Dad was in and out of the hospital few times due to his heart condition since the 3rd day of Lunar Year. It’s physically and mentally tired. What drains me more is the family dyamics…much as I tried, more cracks were appearing as the legalistic humans take me for granted. I’ve to set up healthy boundaries.




It’s strange  how grief affects my views in other areas of my life.  I suddenly think that maybe it’s better for me to be single so I wont need to witness my future spouse wither away like a flower. Maybe I should marry someone younger so I will die 1st and won’t need to go through the pain of losing a loved one again. My friend, on the other hand suddenly had the urge to retake her legal course so that she may complete her late father’s dream to be a full fledged lawyer. Such different reactions.
Abba Father, will I still believe in you regardless of the outcome of my dad? I went for church counselling and it did help me to zoom in the root cause.I’ve started meditating on the bible verse that speaks to me on that area for few weeks already. It seems to help but no significant breakthrough yet. How will our relationship end, Lord?








Saturday, 5 January 2019

Does faith requires a miracle?


Does faith requires a miracle?

I came across an article that a pastor’s daughter nearly died from a medical condition but she miraculously recovered with no damage  though the doctor’s prognosis was poor. He and his wife prayed that they will serve God faithfully regardless of the outcome before they saw the miracle.

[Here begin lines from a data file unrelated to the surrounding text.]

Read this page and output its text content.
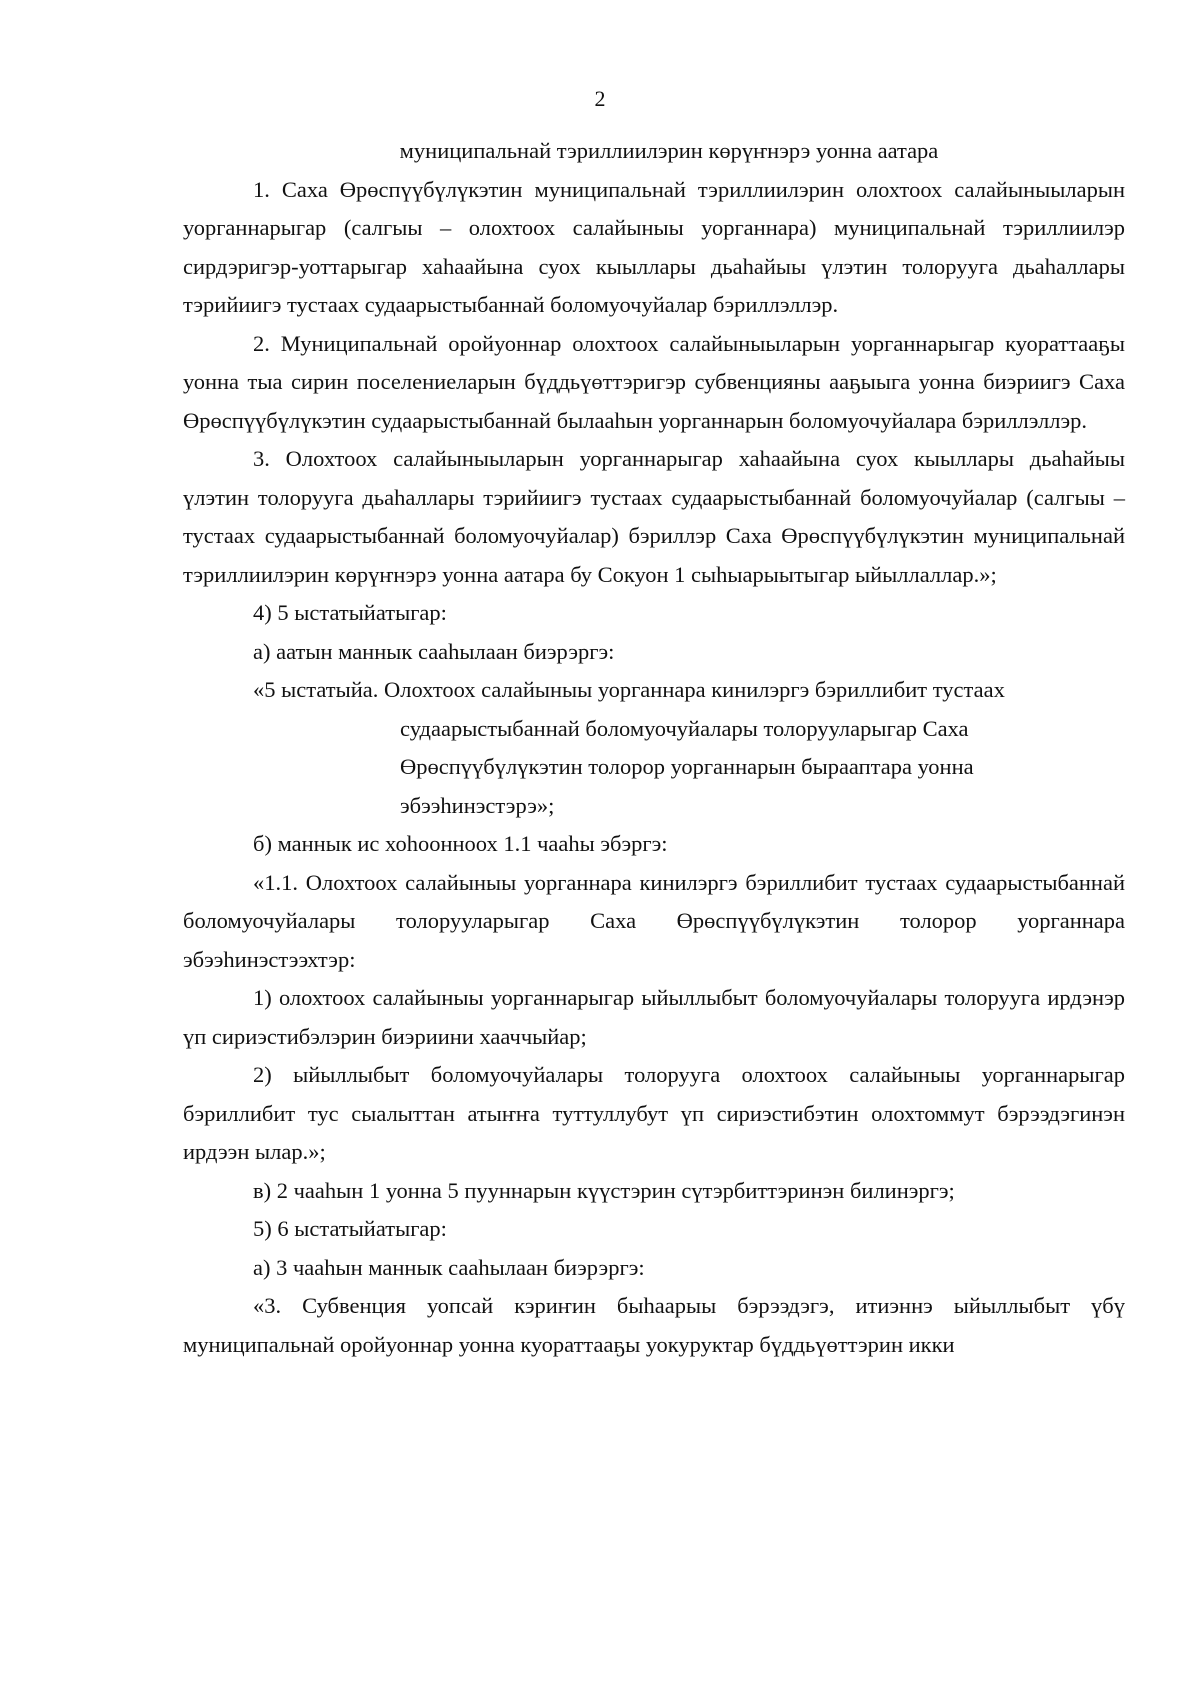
2

муниципальнай тэриллиилэрин көрүҥнэрэ уонна аатара

1. Саха Өрөспүүбүлүкэтин муниципальнай тэриллиилэрин олохтоох салайыныыларын уорганнарыгар (салгыы – олохтоох салайыныы уорганнара) муниципальнай тэриллиилэр сирдэригэр-уоттарыгар хаһаайына суох кыыллары дьаһайыы үлэтин толоруугa дьаһаллары тэрийиигэ тустаах судаарыстыбаннай боломуочуйалар бэриллэллэр.

2. Муниципальнай оройуоннар олохтоох салайыныыларын уорганнарыгар куораттааҕы уонна тыа сирин поселениеларын бүддьүөттэригэр субвенцияны ааҕыыга уонна биэриигэ Саха Өрөспүүбүлүкэтин судаарыстыбаннай былааһын уорганнарын боломуочуйалара бэриллэллэр.

3. Олохтоох салайыныыларын уорганнарыгар хаһаайына суох кыыллары дьаһайыы үлэтин толоруугa дьаһаллары тэрийиигэ тустаах судаарыстыбаннай боломуочуйалар (салгыы – тустаах судаарыстыбаннай боломуочуйалар) бэриллэр Саха Өрөспүүбүлүкэтин муниципальнай тэриллиилэрин көрүҥнэрэ уонна аатара бу Сокуон 1 сыһыарыытыгар ыйыллаллар.»;

4) 5 ыстатыйатыгар:

а) аатын маннык сааһылаан биэрэргэ:

«5 ыстатыйа. Олохтоох салайыныы уорганнара кинилэргэ бэриллибит тустаах

судаарыстыбаннай боломуочуйалары толорууларыгар Саха

Өрөспүүбүлүкэтин толорор уорганнарын бырааптара уонна

эбээһинэстэрэ»;

б) маннык ис хоһоонноох 1.1 чааһы эбэргэ:

«1.1. Олохтоох салайыныы уорганнара кинилэргэ бэриллибит тустаах судаарыстыбаннай боломуочуйалары толорууларыгар Саха Өрөспүүбүлүкэтин толорор уорганнара эбээһинэстээхтэр:

1) олохтоох салайыныы уорганнарыгар ыйыллыбыт боломуочуйалары толорууга ирдэнэр үп сириэстибэлэрин биэриини хааччыйар;

2) ыйыллыбыт боломуочуйалары толорууга олохтоох салайыныы уорганнарыгар бэриллибит тус сыалыттан атыҥҥа туттуллубут үп сириэстибэтин олохтоммут бэрээдэгинэн ирдээн ылар.»;

в) 2 чааһын 1 уонна 5 пууннарын күүстэрин сүтэрбиттэринэн билинэргэ;

5) 6 ыстатыйатыгар:

а) 3 чааһын маннык сааһылаан биэрэргэ:

«3. Субвенция уопсай кэриҥин быһаарыы бэрээдэгэ, итиэннэ ыйыллыбыт үбү муниципальнай оройуоннар уонна куораттааҕы уокуруктар бүддьүөттэрин икки
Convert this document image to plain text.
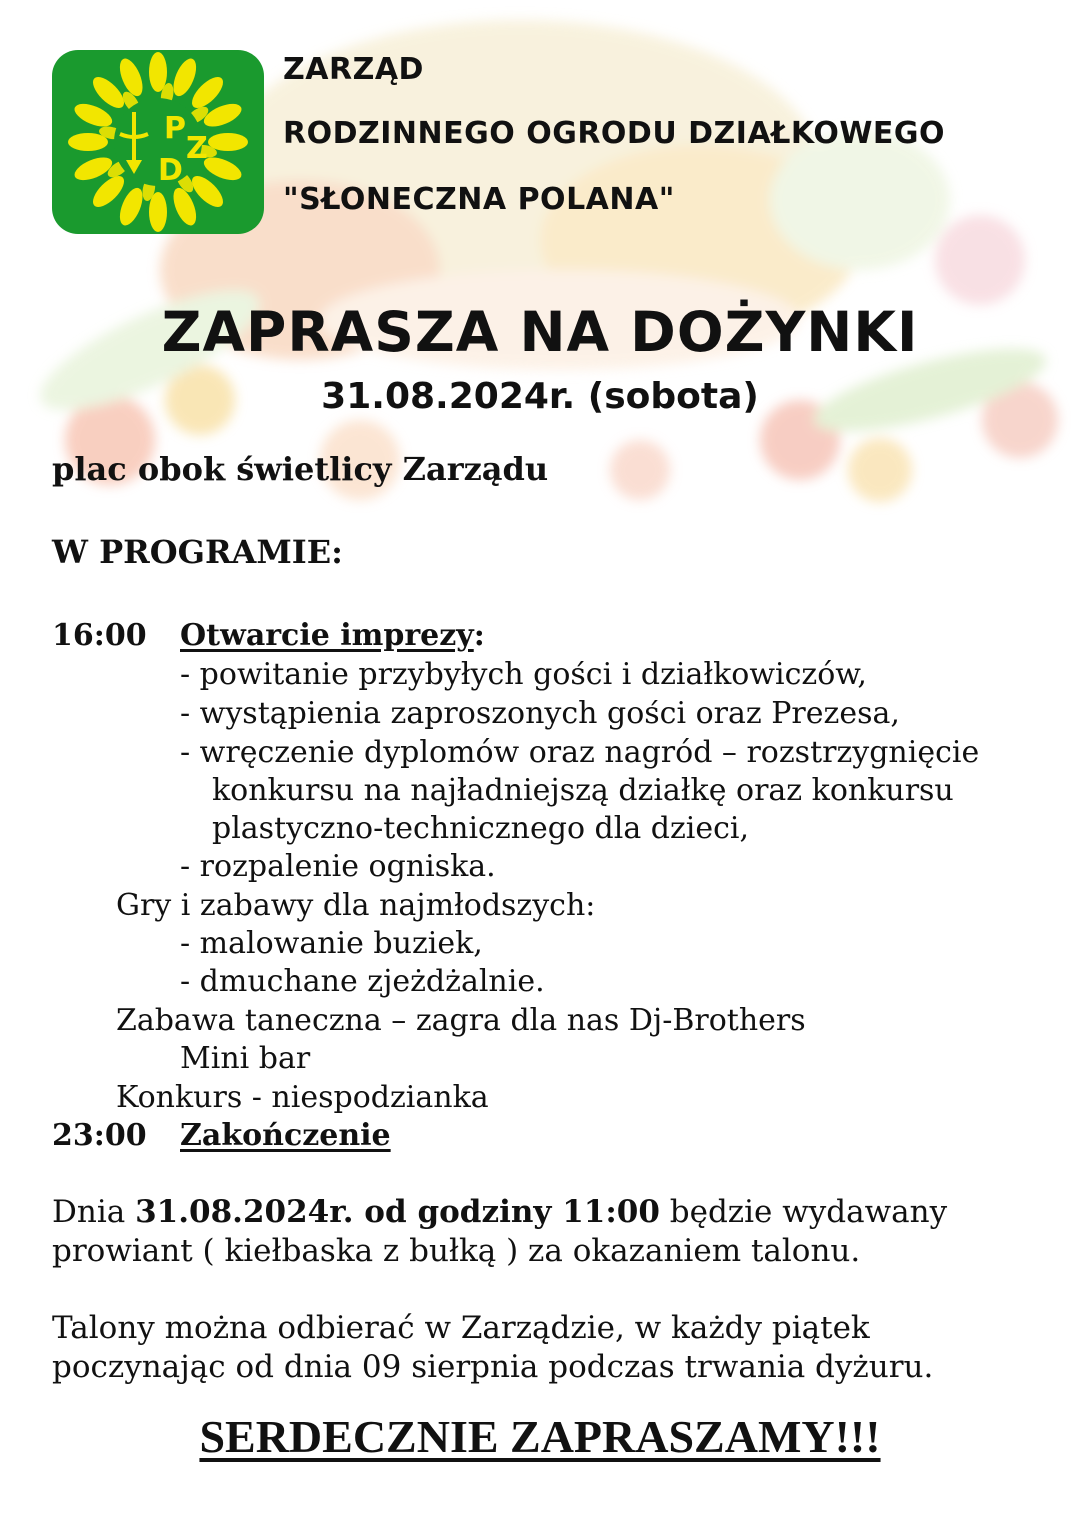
P
Z
D
ZARZĄD
RODZINNEGO OGRODU DZIAŁKOWEGO
"SŁONECZNA POLANA"
ZAPRASZA NA DOŻYNKI
31.08.2024r. (sobota)
plac obok świetlicy Zarządu
W PROGRAMIE:
16:00 Otwarcie imprezy:
- powitanie przybyłych gości i działkowiczów,
- wystąpienia zaproszonych gości oraz Prezesa,
- wręczenie dyplomów oraz nagród – rozstrzygnięcie
konkursu na najładniejszą działkę oraz konkursu
plastyczno-technicznego dla dzieci,
- rozpalenie ogniska.
Gry i zabawy dla najmłodszych:
- malowanie buziek,
- dmuchane zjeżdżalnie.
Zabawa taneczna – zagra dla nas Dj-Brothers
Mini bar
Konkurs - niespodzianka
23:00 Zakończenie
Dnia 31.08.2024r. od godziny 11:00 będzie wydawany prowiant ( kiełbaska z bułką ) za okazaniem talonu.
Talony można odbierać w Zarządzie, w każdy piątek poczynając od dnia 09 sierpnia podczas trwania dyżuru.
SERDECZNIE ZAPRASZAMY!!!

It sets me thinking… My mum passed away few months ago .I prayed for her healing and she passed away the next day. Within a span of 7 days of hospitalisation, she just worsen. Her death caught us and many relatives off-guard. Part of me was disappointed with God but somehow over time, I managed to overcome it  Amazing I thought….  God make me and He knows that I take promises seriously. The ultimate deal breaker is people who don’t keep their promises to me. Will I continue worshiping a God who don’t  keep promises ? my answer is no. Somehow through my tough period surviving the office politics in the previous season, I’ve learned not to feel guilty towards not  keeping my promises to people who don’t keep theirs towards me.  It helps to make me feel more balanced and less stupid and bitter I guess.

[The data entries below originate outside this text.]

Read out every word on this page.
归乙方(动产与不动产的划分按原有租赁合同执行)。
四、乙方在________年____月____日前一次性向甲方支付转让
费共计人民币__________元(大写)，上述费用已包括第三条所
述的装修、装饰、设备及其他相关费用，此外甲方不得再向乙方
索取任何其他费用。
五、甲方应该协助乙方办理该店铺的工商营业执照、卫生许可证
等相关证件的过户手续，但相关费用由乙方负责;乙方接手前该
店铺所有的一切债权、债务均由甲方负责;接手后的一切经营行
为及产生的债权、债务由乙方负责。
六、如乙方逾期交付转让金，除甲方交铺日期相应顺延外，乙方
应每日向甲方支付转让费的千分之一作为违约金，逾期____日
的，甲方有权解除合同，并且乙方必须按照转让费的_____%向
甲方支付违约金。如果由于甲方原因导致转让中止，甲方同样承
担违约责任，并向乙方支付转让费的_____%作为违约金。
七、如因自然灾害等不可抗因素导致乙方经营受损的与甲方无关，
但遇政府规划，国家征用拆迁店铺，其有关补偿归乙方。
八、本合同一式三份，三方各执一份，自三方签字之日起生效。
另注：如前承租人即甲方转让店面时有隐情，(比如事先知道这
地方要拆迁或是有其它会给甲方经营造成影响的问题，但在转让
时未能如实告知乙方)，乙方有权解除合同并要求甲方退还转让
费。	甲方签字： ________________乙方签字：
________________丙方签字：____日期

How many people can be like Job where God took so many things away from him . Yes he was restored with multiple folds in the end but how can my parents ever be replaced? It’s not the same. My new flat came unexpectedly early but at what timing when my mum just passed away recently, at one point, I thought I might not survive the huge load of juggling work, renovation and being a caregiver to dad. Amazingly I survived that crazy season with no major damage. I am thankful that I didn’t suffer a  mental meltdown.  In the meantime, I continue to pray that my family will came to know you as a God of breakthrough( in their health and mindset), goodness and mercy on their days on earth. I do not know how long I can walk this walk of faith till the end of time as the burden seems to be getting heavier. 

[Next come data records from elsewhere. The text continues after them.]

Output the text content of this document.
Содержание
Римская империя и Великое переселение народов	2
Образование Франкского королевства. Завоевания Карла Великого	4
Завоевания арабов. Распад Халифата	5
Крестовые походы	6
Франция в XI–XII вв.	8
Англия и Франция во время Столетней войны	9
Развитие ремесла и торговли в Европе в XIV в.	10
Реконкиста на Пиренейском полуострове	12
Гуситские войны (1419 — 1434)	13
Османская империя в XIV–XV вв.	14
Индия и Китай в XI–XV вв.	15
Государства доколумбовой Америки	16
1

I do not know whether I can survive the blow should dad be taken away too ( as I’m closer to him) but I prayed and begged that he will have a different outcome from mum…  there is only one possibility: since God is unchangeable, then he has to change my mind and let me see willingly the ‘good’ there is if dad’s outcome is unfortunately the same as mum. I also hope that my counsellor’s advice on how to make the grief for terminally ill patients and their caregivers easier by preparing for it.  Yes, I believe that you are a God of miracles but I’ve doubts about whether you will do it for dad or  not?

Yes, I think my faith requires a miracle this time, Lord!